Tinea capitis is a dermatologic condition that is frequently encountered in the pediatric population. Diagnosis is often difficult because children often present with nonspecific symptoms. The predominant organism, Trichophyton tonsurans, can produce a variety of scalp findings, ranging from mild pruritus to frank alopecia. In its later stages, tinea capitis is relatively easy to diagnose. However, it may also resemble seborrhea or folliculitis. A quick, confirmatory test is unavailable. Misdiagnosis will result in delay or improper treatment until the diagnosis can be confirmed by a fungal culture. Cultures can take several weeks to become positive, allowing T. tonsurans to spread to other children if treatment is withheld in the meantime. Hubbard conducted a study to determine the predictive value of clinical signs or symptoms in correctly diagnosing tinea capitis.

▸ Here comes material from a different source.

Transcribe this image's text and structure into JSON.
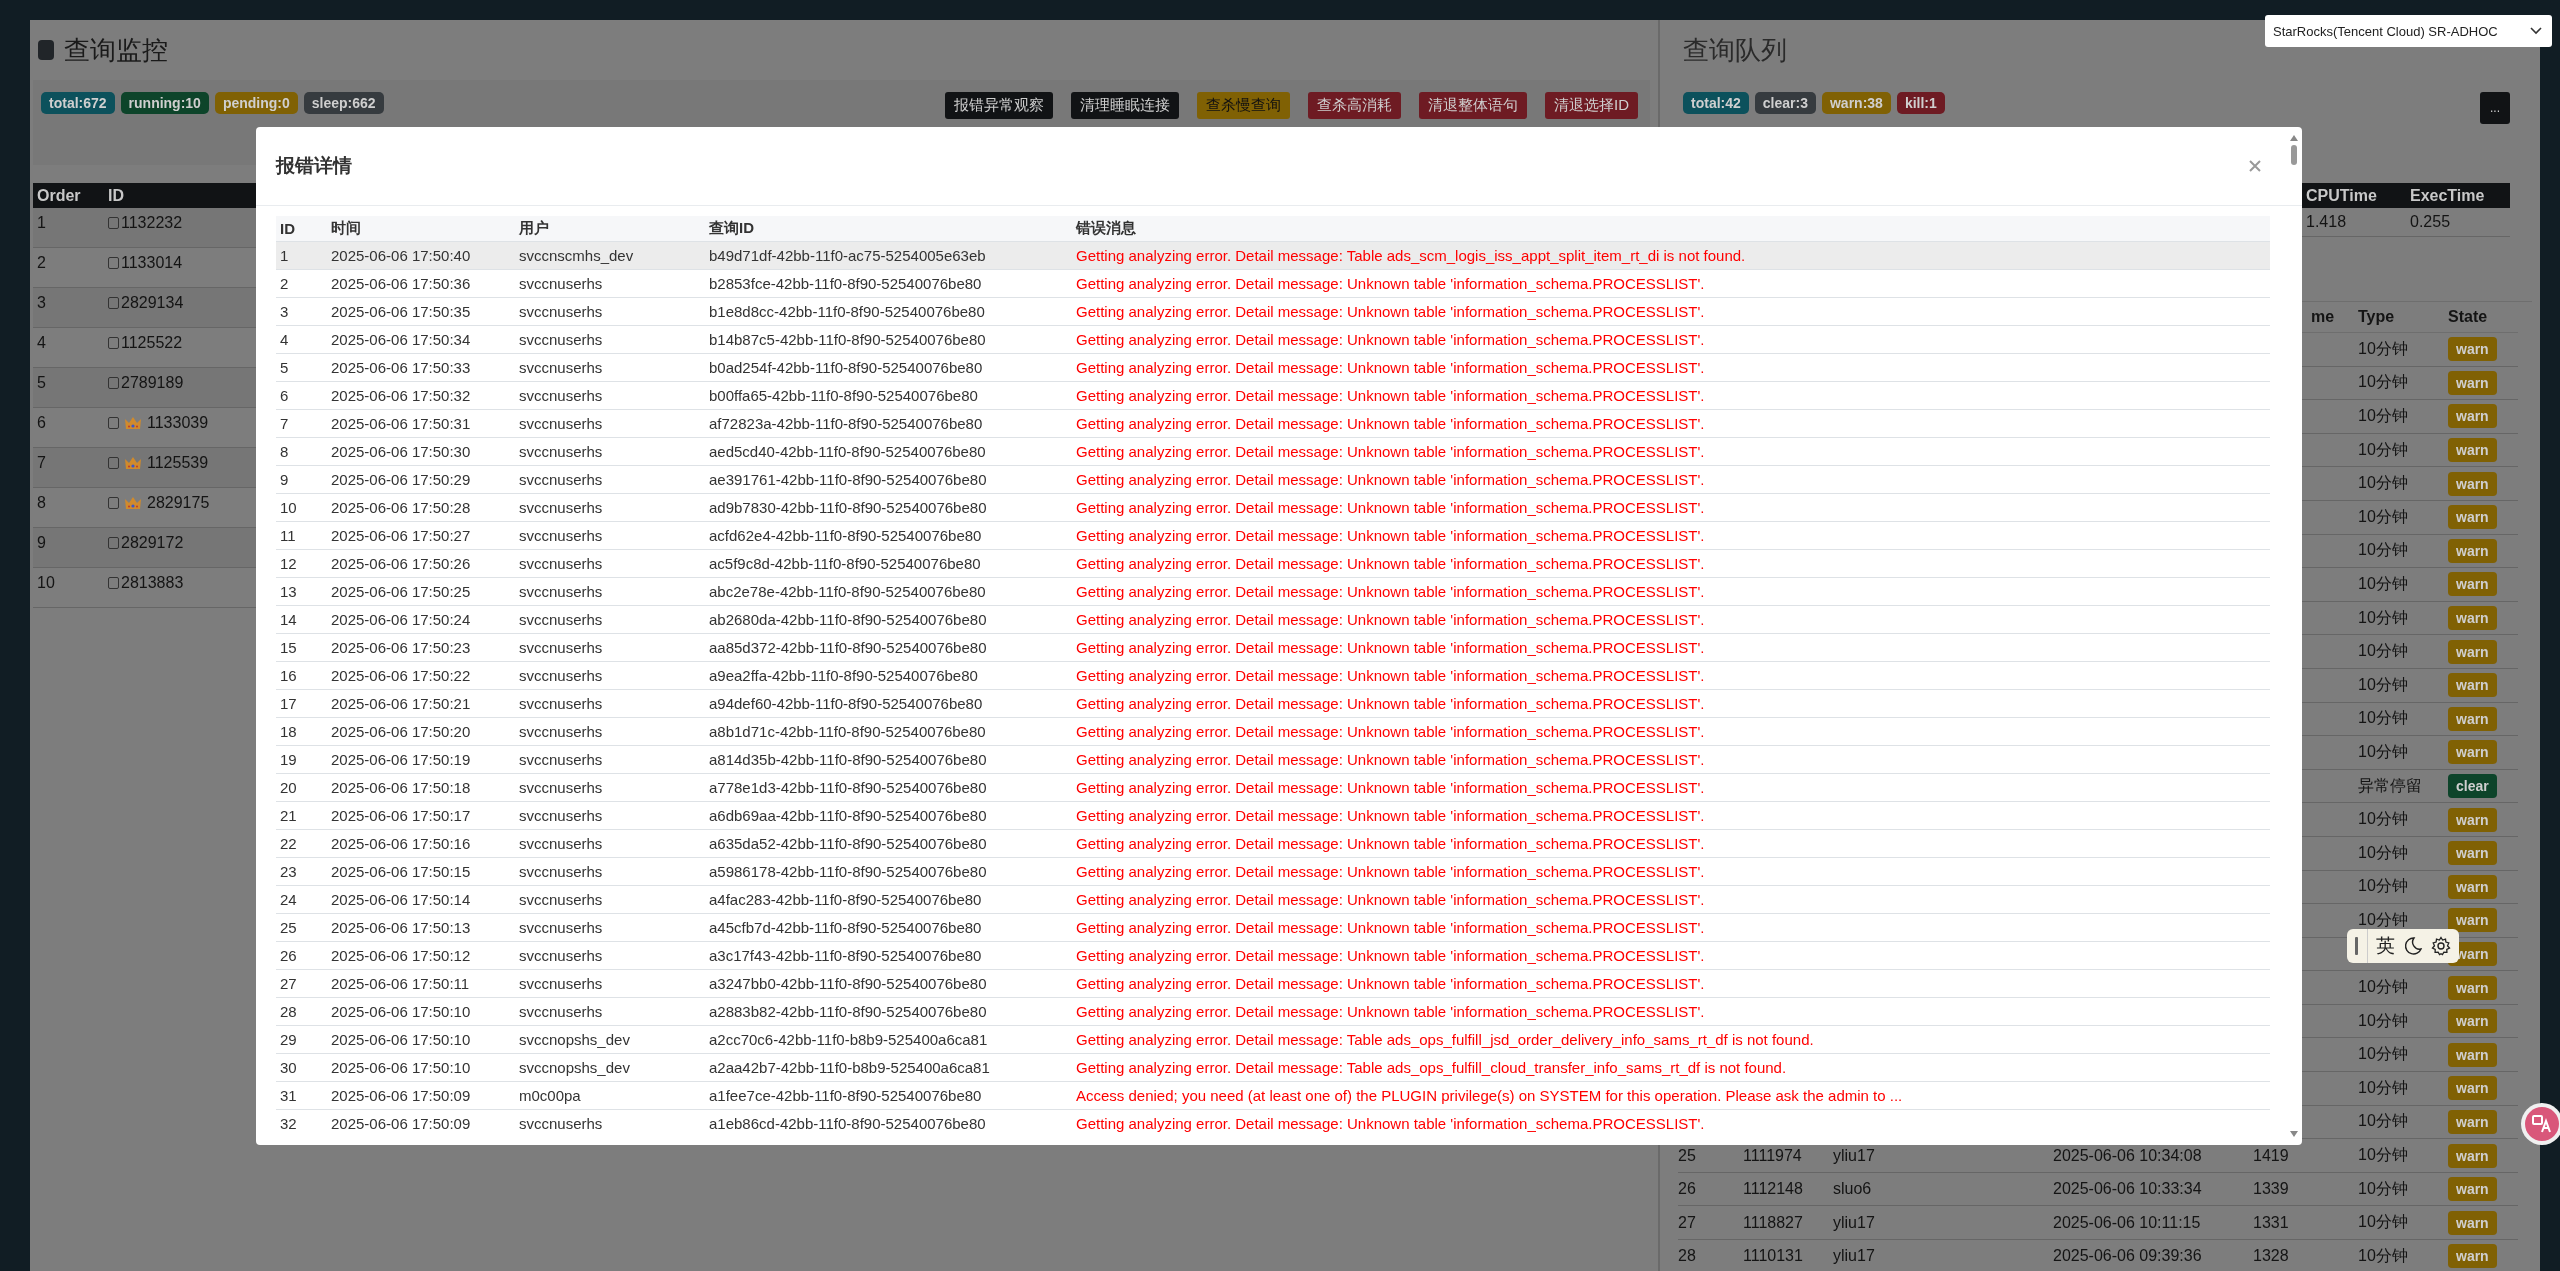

Children were enrolled in the study who presented to an outpatient pediatric clinic with at least one of four signs typically associated with tinea capitis (scaling of the scalp, scalp pruritus, diffuse, patchy or discrete alopecia, and adenopathy of the occipital or posterior auricular lymphatic chains) and were undergoing scalp culture. Children were excluded if they had been treated for tinea capitis within the previous year or if they presented with a kerion or pustular folliculitis. Scalp debris was collected from all children using the brush culture method and tested using the Dermatophyte Test Media (Acuderm, Inc.). A specific dermatophyte was identified for all positive cultures, and those without growth by day 28 were discarded.
A total of 47 boys and 53 girls was enrolled in the study. The average age was four years (range: seven months to 11 years). Of the four key clinical findings, scaling was noted in 93 percent, pruritus in 75 percent, alopecia in 73 percent and adenopathy in 65 percent of the participants. Cultures were positive in 68 percent of the children; T. tonsurans was the single isolated organism. The chance of having a positive culture correlated directly with the number of presenting signs and symptoms. All of the children with all four signs and symptoms had positive cultures. When three signs or symptoms were noted, 92 percent had positive cultures. Only 11 percent of cultures were positive if just two signs were present, and none of six children who presented with only one clinical finding had a positive fungal culture.
Cultures were positive for T. tonsurans in 55 children with adenopathy and alopecia (with or without scaling and pruritus). In contrast, when neither alopecia nor adenopathy was present, only one of 16 children had a positive fungal culture. Adenopathy and scaling were noted in 62 children, and all but two of these children had positive fungal cultures. Culture data are reviewed in the accompanying table.
The author concludes that the presence of adenopathy, especially if accompanied by alopecia or scaling, is strongly predictive of a positive fungal culture in children in whom tinea capitis is suspected. If laboratory confirmation is unavailable or may be delayed, empiric treatment of children with these clinical findings is appropriate.